The major problem of this construct is that all errors return the same value (false), so you must have some kind of externally visible error code in order to determine where the error occurred. For example:

 bool bOK;
 if (my_function1())
 {
     // block of instruction 1
     if (my_function2())
     {
         // block of instruction 2
         if (my_function3())
         {
              // block of instruction 3
              // Everything worked
              error_code = NO_ERROR;
              bOK = true;
         }
         else
         {
              //error handler for function 3 errors
              error_code = FUNCTION_3_FAILED;
              bOK = false;
         }
     }
     else
     {
         //error handler for function 2 errors
         error_code = FUNCTION_2_FAILED;
         bOK = false;
     }
 }
 else
 {
     //error handler for function 1 errors
     error_code = FUNCTION_1_FAILED;
     bOK = false;
 }
 return bOK;

As you can see, the else blocks (usually error handling) of my_function1 can be really far from the test itself; this is the first problem.

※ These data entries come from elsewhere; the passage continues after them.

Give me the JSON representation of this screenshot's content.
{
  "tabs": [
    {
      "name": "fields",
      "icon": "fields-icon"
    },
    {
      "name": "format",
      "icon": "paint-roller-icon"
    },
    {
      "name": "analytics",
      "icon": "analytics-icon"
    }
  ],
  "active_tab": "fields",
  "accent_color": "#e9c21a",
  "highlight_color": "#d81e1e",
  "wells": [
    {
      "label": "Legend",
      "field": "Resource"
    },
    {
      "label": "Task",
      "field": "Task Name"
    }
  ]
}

When your function begins to grow, it's often difficult to see the test and the error handling at the same time.

This problem can be compensated by source code editor features such as folding, or by testing for a function returning "false" instead of true.

 if (!my_function1()) // or if (my_function1() == false) 
 {
     //error handler for function 1 errors

     //...

This can also make the code look more like the "0 means success" paradigm, but a little less readable.

The second problem of this construct is that it tends to break up logical tests (my_function2 is one level more indented, my_function3 is 2 levels indented) which causes legibility problems.

One advantage here is that you follow the structured programming principle of a function having a single entry and a single exit.

The Microsoft Foundation Class Library (MFC) is an example of a standard library that uses this paradigm.

0 means success[edit | edit source]

This means that if a function returns 0, the function has completed successfully. Any other value means that an error occurred, and the value returned may be an indication of what error occurred.

The advantage of this paradigm is that the error handling is closer to the test itself. For example the previous code becomes:

 if (0 != my_function1())
 {
     //error handler for function 1 errors
     return FUNCTION_1_FAILED;
 }
 // block of instruction 1
 if (0 != my_function2())
 {
     //error handler for function 2 errors
     return FUNCTION_2_FAILED;
 }
 // block of instruction 2
 if (0 != my_function3())
 {
     //error handler for function 3 errors
     return FUNCTION_3_FAILED;
 }
 // block of instruction 3
 // Everything worked
 return 0; // NO_ERROR

In this example, this code is more readable (this will not always be the case). However, this function now has multiple exit points, violating a principle of structured programming.

The C Standard Library (libc) is an example of a standard library that uses this paradigm.

Note:
Some people argue that using functions results in a performance penalty. In this case just use inline functions and let the compiler do the work. Small functions mean visibility, easy debugging and easy maintenance.